You can smell the danger. Four tonnes of danger, to be exact. Four tonnes of hurtling, human crushing, live beef. Four tonnes of ‘get the fuck out of my way’. Four tonnes of reasons why I shouldn’t be standing here … But I am.
Skin and bone
As if to further twist the thumbscrews of tension, TVs beam the gore of yesterday’s bull run. It seems the occupants of every second-level apartment want to let us know exactly how crazy we are and what our fate shall be should we fail to navigate the run properly. I hate them.
At street level, newspaper vendors hawk a front page plumping a blow-by-blow sequence of a man with a bull’s horn ripping his skin, complete with close-ups of his face contorted in pain and confusion. This is getting real.
Then, 10 minutes before the run, the crowd suddenly melts. Only a smattering of mostly non-Spanish-looking fools are left. I ignore the smugness of those in safety and move on. The trudge towards the landmark known as Dead Man’s corner seems to take forever.
Survival of the fittest
Before I know it, the sharp shot of the first cannon has fired. Some run already. Having absorbed the advice of every ‘expert’ I’ve talked to, I hold firm. Until the second cannon. The crowd’s nervous tension is released as they take off and I now realise what fear looks like.

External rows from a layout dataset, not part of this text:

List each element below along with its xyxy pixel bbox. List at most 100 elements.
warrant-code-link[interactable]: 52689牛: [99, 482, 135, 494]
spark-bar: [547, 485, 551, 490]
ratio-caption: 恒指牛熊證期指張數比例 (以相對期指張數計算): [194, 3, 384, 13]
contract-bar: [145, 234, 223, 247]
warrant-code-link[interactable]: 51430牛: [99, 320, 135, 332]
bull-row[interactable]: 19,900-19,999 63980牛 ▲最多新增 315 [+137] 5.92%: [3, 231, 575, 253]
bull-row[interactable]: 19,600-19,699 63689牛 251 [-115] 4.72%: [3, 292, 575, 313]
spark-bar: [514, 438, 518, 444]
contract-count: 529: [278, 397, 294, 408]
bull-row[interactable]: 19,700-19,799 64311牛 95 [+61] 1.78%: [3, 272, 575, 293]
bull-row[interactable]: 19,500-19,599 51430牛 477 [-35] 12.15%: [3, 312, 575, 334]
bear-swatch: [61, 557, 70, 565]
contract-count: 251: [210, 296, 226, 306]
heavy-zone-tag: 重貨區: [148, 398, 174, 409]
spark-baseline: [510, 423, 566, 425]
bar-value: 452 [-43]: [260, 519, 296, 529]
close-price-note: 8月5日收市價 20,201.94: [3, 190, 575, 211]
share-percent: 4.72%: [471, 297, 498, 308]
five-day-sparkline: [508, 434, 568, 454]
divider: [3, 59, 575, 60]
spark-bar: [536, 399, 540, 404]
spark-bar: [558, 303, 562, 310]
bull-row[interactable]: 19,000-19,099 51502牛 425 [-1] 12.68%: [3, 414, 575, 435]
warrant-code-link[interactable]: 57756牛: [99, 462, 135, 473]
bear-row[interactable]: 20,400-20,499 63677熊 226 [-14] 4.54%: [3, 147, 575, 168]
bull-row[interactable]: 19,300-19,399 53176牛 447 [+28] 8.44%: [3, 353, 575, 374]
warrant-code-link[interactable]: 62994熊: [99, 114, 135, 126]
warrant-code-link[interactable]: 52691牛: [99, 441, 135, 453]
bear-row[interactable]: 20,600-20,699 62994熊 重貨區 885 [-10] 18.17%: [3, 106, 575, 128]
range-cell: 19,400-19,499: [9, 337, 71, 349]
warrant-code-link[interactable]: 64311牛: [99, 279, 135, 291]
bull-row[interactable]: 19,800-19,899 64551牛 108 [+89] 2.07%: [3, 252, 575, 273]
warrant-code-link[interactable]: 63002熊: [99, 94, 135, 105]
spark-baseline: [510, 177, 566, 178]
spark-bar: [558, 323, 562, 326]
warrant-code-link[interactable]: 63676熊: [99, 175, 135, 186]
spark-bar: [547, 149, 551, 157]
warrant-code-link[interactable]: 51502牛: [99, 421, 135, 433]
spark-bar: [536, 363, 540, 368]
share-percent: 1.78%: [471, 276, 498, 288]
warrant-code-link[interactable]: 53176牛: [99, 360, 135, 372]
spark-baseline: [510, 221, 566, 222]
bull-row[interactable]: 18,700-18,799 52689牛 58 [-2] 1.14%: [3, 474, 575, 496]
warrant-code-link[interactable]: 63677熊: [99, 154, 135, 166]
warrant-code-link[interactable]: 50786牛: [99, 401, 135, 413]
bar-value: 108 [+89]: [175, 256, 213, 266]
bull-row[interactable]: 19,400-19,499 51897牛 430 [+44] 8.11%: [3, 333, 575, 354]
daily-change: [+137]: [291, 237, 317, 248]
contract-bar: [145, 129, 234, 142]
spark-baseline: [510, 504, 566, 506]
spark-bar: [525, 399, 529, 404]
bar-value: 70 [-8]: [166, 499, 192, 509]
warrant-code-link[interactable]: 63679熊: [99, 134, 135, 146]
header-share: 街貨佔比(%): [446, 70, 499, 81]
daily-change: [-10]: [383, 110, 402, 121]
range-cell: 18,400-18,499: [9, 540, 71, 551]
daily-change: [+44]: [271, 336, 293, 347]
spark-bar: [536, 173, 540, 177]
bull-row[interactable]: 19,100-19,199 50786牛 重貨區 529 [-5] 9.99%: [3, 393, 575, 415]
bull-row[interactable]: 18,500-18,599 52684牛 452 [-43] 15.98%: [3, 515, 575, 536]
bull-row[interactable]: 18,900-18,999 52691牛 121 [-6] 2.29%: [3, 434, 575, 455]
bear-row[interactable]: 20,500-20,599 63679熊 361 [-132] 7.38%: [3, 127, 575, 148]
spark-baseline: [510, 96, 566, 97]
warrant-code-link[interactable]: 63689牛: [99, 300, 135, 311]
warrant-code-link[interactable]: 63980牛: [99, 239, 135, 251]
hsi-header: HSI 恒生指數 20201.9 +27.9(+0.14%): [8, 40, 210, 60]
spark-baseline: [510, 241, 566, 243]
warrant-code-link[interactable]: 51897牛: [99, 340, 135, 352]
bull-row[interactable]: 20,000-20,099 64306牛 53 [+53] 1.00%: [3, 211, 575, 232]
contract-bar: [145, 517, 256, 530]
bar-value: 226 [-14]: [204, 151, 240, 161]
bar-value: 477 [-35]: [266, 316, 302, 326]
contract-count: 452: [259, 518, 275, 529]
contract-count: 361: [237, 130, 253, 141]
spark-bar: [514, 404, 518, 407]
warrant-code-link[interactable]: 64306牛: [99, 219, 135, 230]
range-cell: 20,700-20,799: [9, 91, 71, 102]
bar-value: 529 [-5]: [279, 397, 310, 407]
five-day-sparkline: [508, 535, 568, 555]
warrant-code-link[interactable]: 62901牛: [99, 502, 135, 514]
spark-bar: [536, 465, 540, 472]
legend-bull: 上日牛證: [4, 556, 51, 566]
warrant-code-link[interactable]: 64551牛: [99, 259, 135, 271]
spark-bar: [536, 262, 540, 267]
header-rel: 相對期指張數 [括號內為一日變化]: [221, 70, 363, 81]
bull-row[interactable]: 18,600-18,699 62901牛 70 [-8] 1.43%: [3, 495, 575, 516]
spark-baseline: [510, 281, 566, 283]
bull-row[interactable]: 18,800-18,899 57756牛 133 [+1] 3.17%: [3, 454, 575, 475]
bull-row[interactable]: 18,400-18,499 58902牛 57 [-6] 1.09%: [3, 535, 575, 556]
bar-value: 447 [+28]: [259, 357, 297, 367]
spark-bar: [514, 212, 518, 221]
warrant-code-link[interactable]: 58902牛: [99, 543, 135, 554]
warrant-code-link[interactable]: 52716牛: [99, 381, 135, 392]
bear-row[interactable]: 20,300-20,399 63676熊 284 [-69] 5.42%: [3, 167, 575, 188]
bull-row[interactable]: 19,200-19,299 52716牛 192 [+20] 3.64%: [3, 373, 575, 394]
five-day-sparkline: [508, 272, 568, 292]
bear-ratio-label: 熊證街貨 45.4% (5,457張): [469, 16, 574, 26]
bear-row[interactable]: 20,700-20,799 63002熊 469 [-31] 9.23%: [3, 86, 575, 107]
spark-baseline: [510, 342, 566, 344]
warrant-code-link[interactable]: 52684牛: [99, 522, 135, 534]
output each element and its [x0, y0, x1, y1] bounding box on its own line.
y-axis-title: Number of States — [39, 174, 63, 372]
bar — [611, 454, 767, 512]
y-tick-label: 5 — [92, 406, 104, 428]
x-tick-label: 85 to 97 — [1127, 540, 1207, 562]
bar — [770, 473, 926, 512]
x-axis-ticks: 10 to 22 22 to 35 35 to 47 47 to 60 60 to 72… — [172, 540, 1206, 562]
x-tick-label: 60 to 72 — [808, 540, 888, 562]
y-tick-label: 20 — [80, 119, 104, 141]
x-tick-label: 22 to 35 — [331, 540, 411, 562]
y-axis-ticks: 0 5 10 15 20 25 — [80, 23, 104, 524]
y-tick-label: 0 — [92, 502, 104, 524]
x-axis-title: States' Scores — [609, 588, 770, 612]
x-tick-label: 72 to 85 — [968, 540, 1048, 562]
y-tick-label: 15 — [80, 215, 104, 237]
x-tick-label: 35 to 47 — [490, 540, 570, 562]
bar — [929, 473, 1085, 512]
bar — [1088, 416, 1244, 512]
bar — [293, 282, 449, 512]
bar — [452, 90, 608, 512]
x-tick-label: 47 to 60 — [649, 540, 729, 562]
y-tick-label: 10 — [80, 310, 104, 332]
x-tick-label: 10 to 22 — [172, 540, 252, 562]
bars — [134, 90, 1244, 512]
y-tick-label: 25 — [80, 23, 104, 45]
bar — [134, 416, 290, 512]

It appears in front of me as a young man who stumbles and trips. Fool. As he tries to mouth “help”, I vault him and carry on. This is pure fight or flight – every man for himself.
The roar of the crowd grows louder and the ground shakes as the purpose-bred solid Spanish bull hurtles along the course. They’re coming. People push and shout and scramble as they try to save their own skins.
The smell of fear
Some brave souls attempt to touch the bulls. Not me. I get as far away as possible but am near enough to smell them as I smash my elbows into the guy trying to push me into their path. Eventually, they are too fast and thunder on. The crowd chases.

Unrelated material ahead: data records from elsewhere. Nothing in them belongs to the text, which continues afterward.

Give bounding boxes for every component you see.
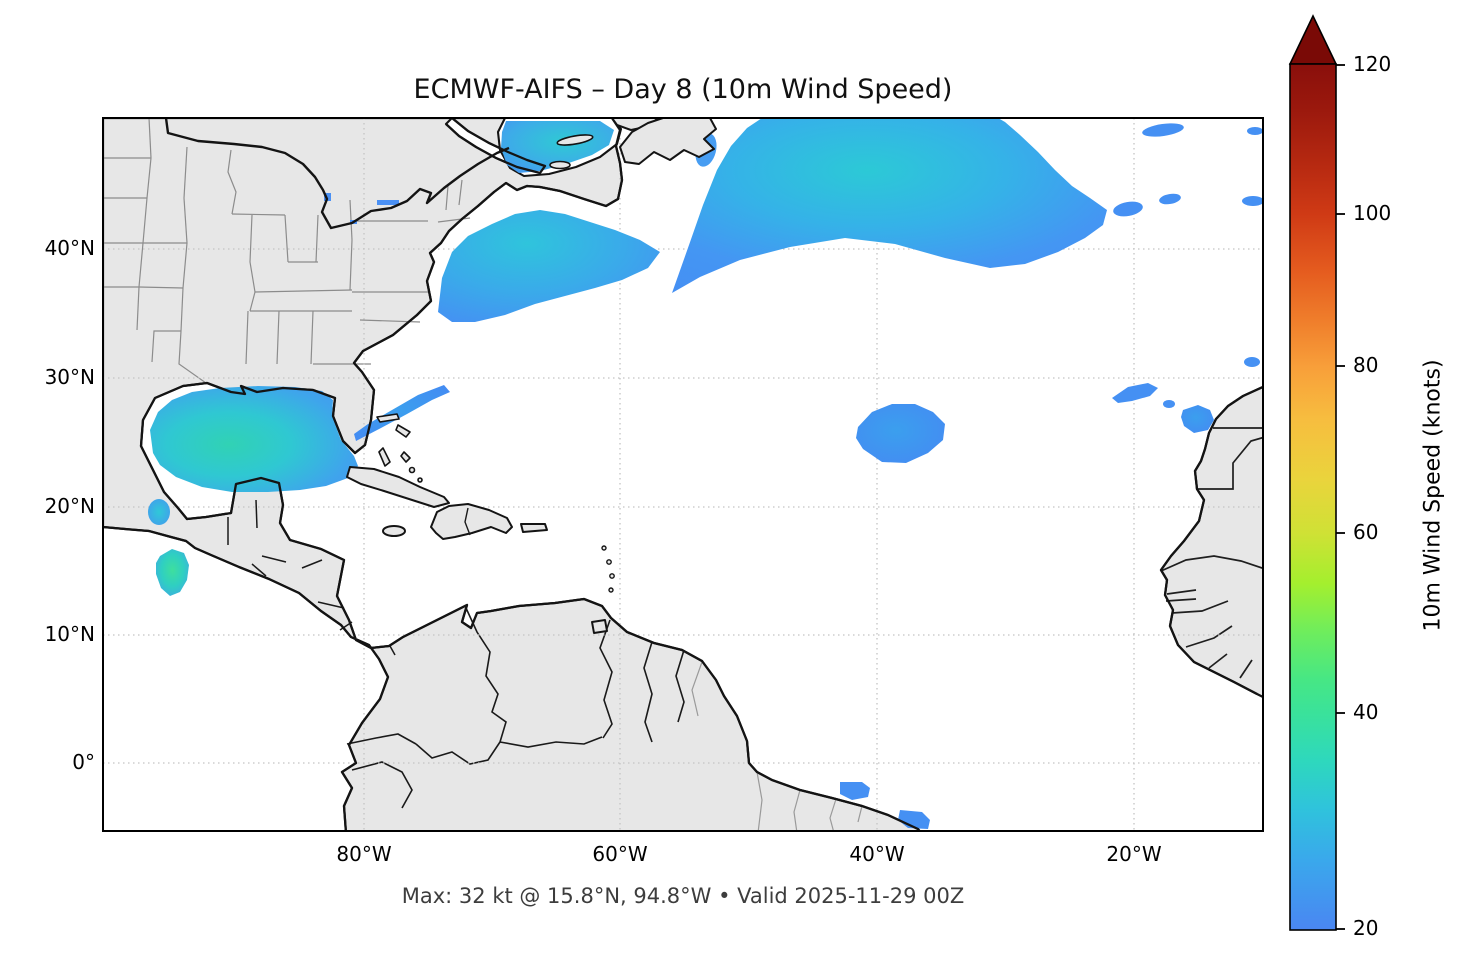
colorbar-axis-label: 10m Wind Speed (knots) [1420, 359, 1446, 632]
wind-speck-lake-ontario [377, 200, 399, 205]
wind-patch-atlantic-small-2 [1159, 193, 1181, 205]
africa-borders [1160, 427, 1263, 679]
colorbar [1288, 14, 1345, 931]
wind-speed-shading [148, 118, 1263, 829]
wind-patch-atlantic-small-1 [1113, 201, 1143, 217]
us-state-borders [103, 118, 471, 384]
brazil-state-borders [691, 661, 863, 831]
wind-patch-tehuantepec-max [156, 549, 189, 596]
ytick-label: 40°N [44, 236, 95, 260]
colorbar-extend-arrow [1288, 14, 1338, 65]
ytick-label: 0° [72, 750, 95, 774]
wind-patch-africa-3 [1181, 405, 1214, 433]
lesser-antilles [601, 545, 615, 593]
islands [346, 118, 717, 634]
wind-patch-nova-scotia-offshore [438, 210, 660, 322]
puerto-rico [520, 523, 548, 533]
cbtick-label: 20 [1353, 916, 1379, 940]
wind-patch-africa-2 [1163, 400, 1175, 408]
wind-patch-africa-1 [1112, 383, 1158, 403]
hispaniola [430, 503, 513, 540]
jamaica [382, 525, 406, 537]
trinidad [591, 619, 608, 634]
anticosti-island [556, 134, 594, 146]
coastline-americas [445, 118, 547, 175]
chart-title: ECMWF-AIFS – Day 8 (10m Wind Speed) [413, 74, 953, 105]
coastline-africa [1159, 385, 1263, 696]
wind-patch-topright-1 [1142, 123, 1184, 137]
ytick-label: 30°N [44, 365, 95, 389]
cuba [346, 466, 450, 508]
central-america-borders [227, 499, 396, 656]
cbtick-label: 100 [1353, 201, 1392, 225]
ytick-label: 10°N [44, 622, 95, 646]
wind-patch-mid-atlantic [856, 404, 945, 463]
cbtick-label: 40 [1353, 700, 1379, 724]
prince-edward-island [549, 160, 571, 170]
wind-patch-africa-4 [1244, 357, 1260, 367]
xtick-label: 40°W [849, 842, 905, 866]
wind-patch-bahamas-streak [354, 385, 450, 441]
coastline-americas-main [103, 118, 921, 831]
wind-patch-gulf-of-mexico [150, 386, 358, 492]
wind-patch-atlantic-small-3 [1242, 196, 1263, 206]
haiti-dr-border [464, 507, 471, 536]
wind-patch-bay-of-campeche [148, 499, 170, 525]
wind-patch-brazil-1 [840, 782, 870, 800]
caption-max-valid: Max: 32 kt @ 15.8°N, 94.8°W • Valid 2025… [401, 884, 965, 908]
cbtick-label: 60 [1353, 520, 1379, 544]
newfoundland [619, 118, 717, 165]
us-canada-border [164, 118, 510, 230]
wind-speck-lake-michigan [324, 193, 331, 201]
bahamas [376, 413, 423, 483]
xtick-label: 20°W [1106, 842, 1162, 866]
colorbar-gradient-bar [1289, 63, 1337, 931]
wind-patch-north-atlantic [672, 118, 1107, 293]
xtick-label: 80°W [336, 842, 392, 866]
ytick-label: 20°N [44, 494, 95, 518]
cbtick-label: 80 [1353, 353, 1379, 377]
wind-patch-topright-2 [1247, 127, 1263, 135]
colorbar-tick-marks [1336, 64, 1345, 930]
cbtick-label: 120 [1353, 52, 1392, 76]
xtick-label: 60°W [592, 842, 648, 866]
axes-frame [102, 117, 1264, 832]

As we turn a slight bend we’re hit with the dark side of Running of the Bulls. A man in his forties lies groaning and twisted as paramedics run to his aid. Poor bastard. There’s no time to stop though. The voice in my head warns me that there may be a stray somewhere behind. And I believe it.
Grab a bull by its horns
Inside the relative safety of the stadium, everyone is jumpy as they wait before a hungry crowd, eager for more action after watching the run on a big screen. Sadists.
Baby bulls are released in the arena to cause chaos. While not as terrifying, they still inflict injury on the mostly Australian, mostly alcohol-affected crowd. The spectators politely applaud when an amateur matador flukes an avoidance of the charging beast, and laughs heartily when another is bunted off their feet.

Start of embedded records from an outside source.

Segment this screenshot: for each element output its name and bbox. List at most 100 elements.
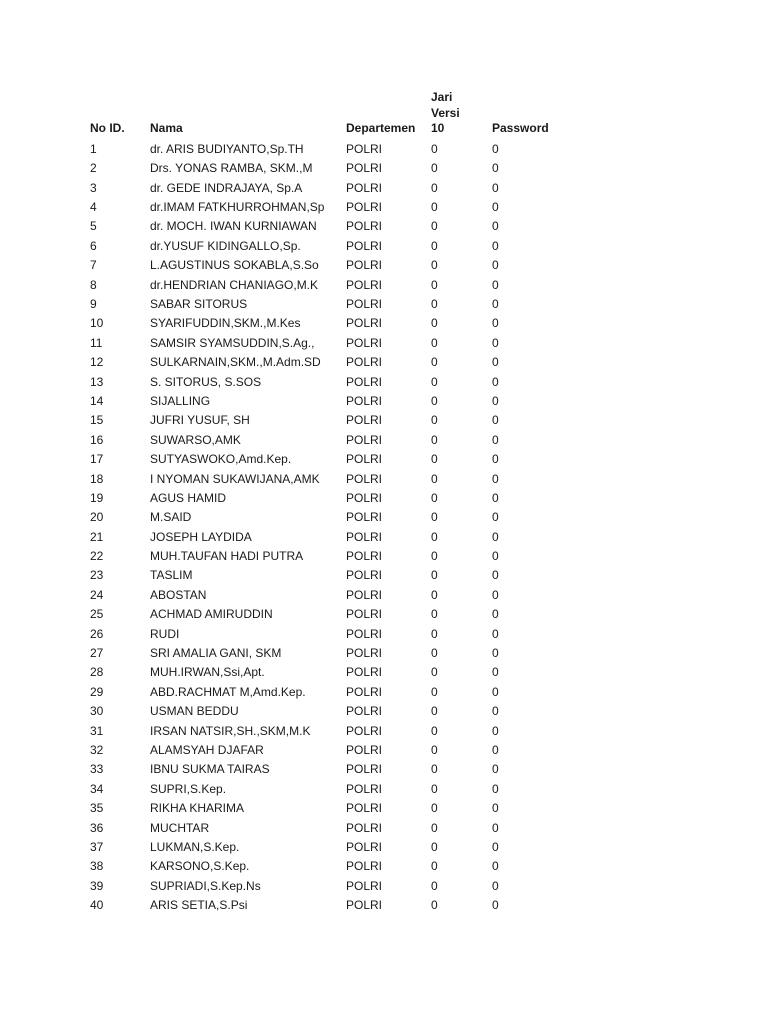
cell-no-id: 6: [90, 238, 97, 253]
cell-no-id: 13: [90, 374, 104, 389]
cell-password: 0: [492, 626, 499, 641]
cell-nama: RUDI: [150, 626, 180, 641]
cell-no-id: 29: [90, 684, 104, 699]
cell-password: 0: [492, 587, 499, 602]
cell-jari-versi: 0: [431, 490, 438, 505]
cell-jari-versi: 0: [431, 413, 438, 428]
cell-password: 0: [492, 297, 499, 312]
cell-departemen: POLRI: [346, 316, 383, 331]
cell-departemen: POLRI: [346, 781, 383, 796]
cell-departemen: POLRI: [346, 141, 383, 156]
cell-departemen: POLRI: [346, 510, 383, 525]
cell-departemen: POLRI: [346, 898, 383, 913]
cell-jari-versi: 0: [431, 820, 438, 835]
table-row: 40 ARIS SETIA,S.Psi POLRI 0 0: [90, 895, 582, 914]
cell-password: 0: [492, 141, 499, 156]
cell-departemen: POLRI: [346, 626, 383, 641]
cell-no-id: 30: [90, 704, 104, 719]
cell-departemen: POLRI: [346, 200, 383, 215]
cell-password: 0: [492, 743, 499, 757]
cell-jari-versi: 0: [431, 743, 438, 757]
cell-password: 0: [492, 180, 499, 195]
cell-no-id: 24: [90, 587, 104, 602]
cell-no-id: 2: [90, 161, 97, 176]
table-row: 3 dr. GEDE INDRAJAYA, Sp.A POLRI 0 0: [90, 177, 582, 196]
cell-no-id: 38: [90, 859, 104, 874]
cell-no-id: 19: [90, 490, 104, 505]
table-row: 27 SRI AMALIA GANI, SKM POLRI 0 0: [90, 643, 582, 662]
cell-no-id: 20: [90, 510, 104, 525]
table-header: No ID. Nama Departemen Jari Versi 10 Passw…: [90, 90, 582, 139]
cell-no-id: 23: [90, 568, 104, 583]
cell-password: 0: [492, 801, 499, 816]
cell-nama: dr.HENDRIAN CHANIAGO,M.K: [150, 277, 319, 292]
cell-no-id: 4: [90, 200, 97, 215]
cell-jari-versi: 0: [431, 335, 438, 350]
cell-password: 0: [492, 452, 499, 467]
cell-departemen: POLRI: [346, 335, 383, 350]
cell-password: 0: [492, 277, 499, 292]
cell-no-id: 36: [90, 820, 104, 835]
cell-password: 0: [492, 374, 499, 389]
cell-jari-versi: 0: [431, 161, 438, 176]
cell-password: 0: [492, 355, 499, 370]
cell-departemen: POLRI: [346, 374, 383, 389]
cell-no-id: 11: [90, 335, 103, 350]
cell-password: 0: [492, 684, 499, 699]
cell-departemen: POLRI: [346, 878, 383, 893]
cell-jari-versi: 0: [431, 684, 438, 699]
cell-departemen: POLRI: [346, 529, 383, 544]
cell-nama: SUPRIADI,S.Kep.Ns: [150, 878, 261, 893]
cell-departemen: POLRI: [346, 355, 383, 370]
cell-no-id: 34: [90, 781, 104, 796]
cell-password: 0: [492, 161, 499, 176]
cell-nama: S. SITORUS, S.SOS: [150, 374, 262, 389]
cell-password: 0: [492, 393, 499, 408]
cell-nama: RIKHA KHARIMA: [150, 801, 245, 816]
table-row: 24 ABOSTAN POLRI 0 0: [90, 584, 582, 603]
cell-departemen: POLRI: [346, 549, 383, 564]
cell-no-id: 3: [90, 180, 97, 195]
cell-jari-versi: 0: [431, 839, 438, 854]
cell-password: 0: [492, 549, 499, 564]
header-jari-line1: Jari: [431, 90, 453, 104]
cell-jari-versi: 0: [431, 238, 438, 253]
table-row: 18 I NYOMAN SUKAWIJANA,AMK POLRI 0 0: [90, 468, 582, 487]
cell-nama: SUPRI,S.Kep.: [150, 781, 227, 796]
cell-nama: ABD.RACHMAT M,Amd.Kep.: [150, 684, 306, 699]
table-row: 6 dr.YUSUF KIDINGALLO,Sp. POLRI 0 0: [90, 235, 582, 254]
cell-nama: AGUS HAMID: [150, 490, 227, 505]
cell-departemen: POLRI: [346, 607, 383, 622]
cell-departemen: POLRI: [346, 743, 383, 757]
cell-departemen: POLRI: [346, 161, 383, 176]
cell-no-id: 1: [90, 141, 97, 156]
cell-no-id: 31: [90, 723, 104, 738]
cell-password: 0: [492, 316, 499, 331]
cell-password: 0: [492, 704, 499, 719]
cell-jari-versi: 0: [431, 898, 438, 913]
table-row: 2 Drs. YONAS RAMBA, SKM.,M POLRI 0 0: [90, 158, 582, 177]
cell-jari-versi: 0: [431, 219, 438, 234]
cell-nama: IBNU SUKMA TAIRAS: [150, 762, 270, 777]
cell-departemen: POLRI: [346, 762, 383, 777]
cell-nama: SRI AMALIA GANI, SKM: [150, 646, 282, 661]
header-jari-line2: Versi: [431, 105, 460, 120]
cell-password: 0: [492, 335, 499, 350]
table-row: 9 SABAR SITORUS POLRI 0 0: [90, 294, 582, 313]
cell-jari-versi: 0: [431, 297, 438, 312]
cell-jari-versi: 0: [431, 180, 438, 195]
cell-nama: MUCHTAR: [150, 820, 210, 835]
cell-jari-versi: 0: [431, 723, 438, 738]
cell-password: 0: [492, 238, 499, 253]
cell-departemen: POLRI: [346, 859, 383, 874]
cell-jari-versi: 0: [431, 781, 438, 796]
cell-departemen: POLRI: [346, 820, 383, 835]
cell-no-id: 39: [90, 878, 104, 893]
cell-jari-versi: 0: [431, 200, 438, 215]
cell-nama: KARSONO,S.Kep.: [150, 859, 250, 874]
cell-departemen: POLRI: [346, 452, 383, 467]
table-row: 26 RUDI POLRI 0 0: [90, 623, 582, 642]
table-row: 38 KARSONO,S.Kep. POLRI 0 0: [90, 856, 582, 875]
cell-password: 0: [492, 568, 499, 583]
table-row: 35 RIKHA KHARIMA POLRI 0 0: [90, 798, 582, 817]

A foolhardy Aussie breaks the rules and grabs a bull by the horns. Bad move, buddy. The spectators boo, and eight lads emerge from the throng to administer some Spanish street justice. I bet he’s thankful the alcohol in his system has acted as an anaesthetic.
One of his compatriots, a pretty blonde, is repeatedly trampled by a yearling. She stumbles to the paramedics, but they don’t seem to care. At least she has a one of a kind souvenir and a great tale to tell her grandkids.
Once is enough
Finally, with the bulls dealt with, and the crowd’s appetite for human blood satiated (they will still feast on a bullfight later), we can leave to share war stories over many glasses of Sangria. The more inebriated boast they will run again tomorrow, but for me, the largest shot of adrenaline I’ve ever had will keep me going.
A leather jacket and a pub story about how I wasn’t even scared at Pamplona will be the closest I get to bull for a long time.